# Segmentation HuggingFace

<div class="alert alert-info">

This tutorial is available as an IPython notebook at [Malaya/example/segmentation-huggingface](https://github.com/huseinzol05/Malaya/tree/master/example/segmentation-huggingface).
    
</div>

<div class="alert alert-info">

This module trained on both standard and local (included social media) language structures, so it is save to use for both.
    
</div>

In [1]:
import os

os.environ['CUDA_VISIBLE_DEVICES'] = ''

In [2]:
import logging

logging.basicConfig(level=logging.INFO)

In [3]:
%%time

import malaya

CPU times: user 3.07 s, sys: 3.53 s, total: 6.6 s
Wall time: 2.28 s


  self.tok = re.compile(r'({})'.format('|'.join(pipeline)))
  self.tok = re.compile(r'({})'.format('|'.join(pipeline)))
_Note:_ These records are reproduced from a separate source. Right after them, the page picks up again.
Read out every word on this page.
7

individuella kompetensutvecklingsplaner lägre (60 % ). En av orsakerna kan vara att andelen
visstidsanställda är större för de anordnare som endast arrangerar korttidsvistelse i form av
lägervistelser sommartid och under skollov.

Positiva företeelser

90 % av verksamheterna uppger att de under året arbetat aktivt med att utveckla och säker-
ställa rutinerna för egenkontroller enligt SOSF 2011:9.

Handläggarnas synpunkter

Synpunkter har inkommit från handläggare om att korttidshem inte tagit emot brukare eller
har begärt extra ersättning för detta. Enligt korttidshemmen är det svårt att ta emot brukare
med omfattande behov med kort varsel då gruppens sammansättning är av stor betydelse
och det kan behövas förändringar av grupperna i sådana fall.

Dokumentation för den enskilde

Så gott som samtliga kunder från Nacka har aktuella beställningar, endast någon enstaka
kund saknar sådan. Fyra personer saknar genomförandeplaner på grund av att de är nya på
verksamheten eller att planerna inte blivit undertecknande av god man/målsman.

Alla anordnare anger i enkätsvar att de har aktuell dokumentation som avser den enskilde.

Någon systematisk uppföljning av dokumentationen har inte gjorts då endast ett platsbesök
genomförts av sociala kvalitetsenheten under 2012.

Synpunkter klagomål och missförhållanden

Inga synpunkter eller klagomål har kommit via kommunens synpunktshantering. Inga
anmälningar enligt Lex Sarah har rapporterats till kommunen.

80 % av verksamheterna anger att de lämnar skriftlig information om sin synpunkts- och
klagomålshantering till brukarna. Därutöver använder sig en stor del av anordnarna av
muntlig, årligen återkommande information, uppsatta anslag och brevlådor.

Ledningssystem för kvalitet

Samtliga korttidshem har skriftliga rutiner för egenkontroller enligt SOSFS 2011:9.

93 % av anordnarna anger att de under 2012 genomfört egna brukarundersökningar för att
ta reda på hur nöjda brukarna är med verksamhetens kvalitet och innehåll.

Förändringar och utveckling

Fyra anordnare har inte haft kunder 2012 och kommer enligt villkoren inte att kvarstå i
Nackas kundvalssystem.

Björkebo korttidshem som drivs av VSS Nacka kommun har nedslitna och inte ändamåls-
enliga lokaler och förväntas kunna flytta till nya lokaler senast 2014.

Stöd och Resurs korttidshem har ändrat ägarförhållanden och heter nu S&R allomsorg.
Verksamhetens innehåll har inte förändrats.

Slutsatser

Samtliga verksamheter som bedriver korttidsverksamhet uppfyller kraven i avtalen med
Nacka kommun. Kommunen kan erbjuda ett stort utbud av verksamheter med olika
Common problem for social media texts, there are missing spaces in the text, so text segmentation can help you,

1. huseinsukamakan ayam,dia sgtrisaukan -> husein suka makan ayam, dia sgt risaukan.
2. drmahathir sangat menekankan budaya budakzamansekarang -> dr mahathir sangat menekankan budaya budak zaman sekarang.
3. ceritatunnajibrazak -> cerita tun najib razak.
4. TunM sukakan -> Tun M sukakan.

Segmentation only,

1. Solve spacing error.
3. Not correcting any grammar.

In [4]:
string1 = 'huseinsukamakan ayam,dia sgtrisaukan'
string2 = 'drmahathir sangat menekankan budaya budakzamansekarang'
string3 = 'ceritatunnajibrazak'
string4 = 'TunM sukakan'
string_hard = 'IPOH-AhliDewanUndangan Negeri(ADUN) HuluKinta, MuhamadArafat Varisai Mahamadmenafikanmesejtularmendakwa beliau akan melompatparti menyokong UMNO membentuk kerajaannegeridiPerak.BeliauyangjugaKetua Penerangan Parti Keadilan Rakyat(PKR)Perak dalam satumesejringkaskepadaSinar Harian menjelaskan perkara itutidakbenarsama sekali.'
string_socialmedia = 'aqxsukalah apeyg tejadidekat mamattu'

### List available HuggingFace model

In [5]:
malaya.segmentation.available_huggingface()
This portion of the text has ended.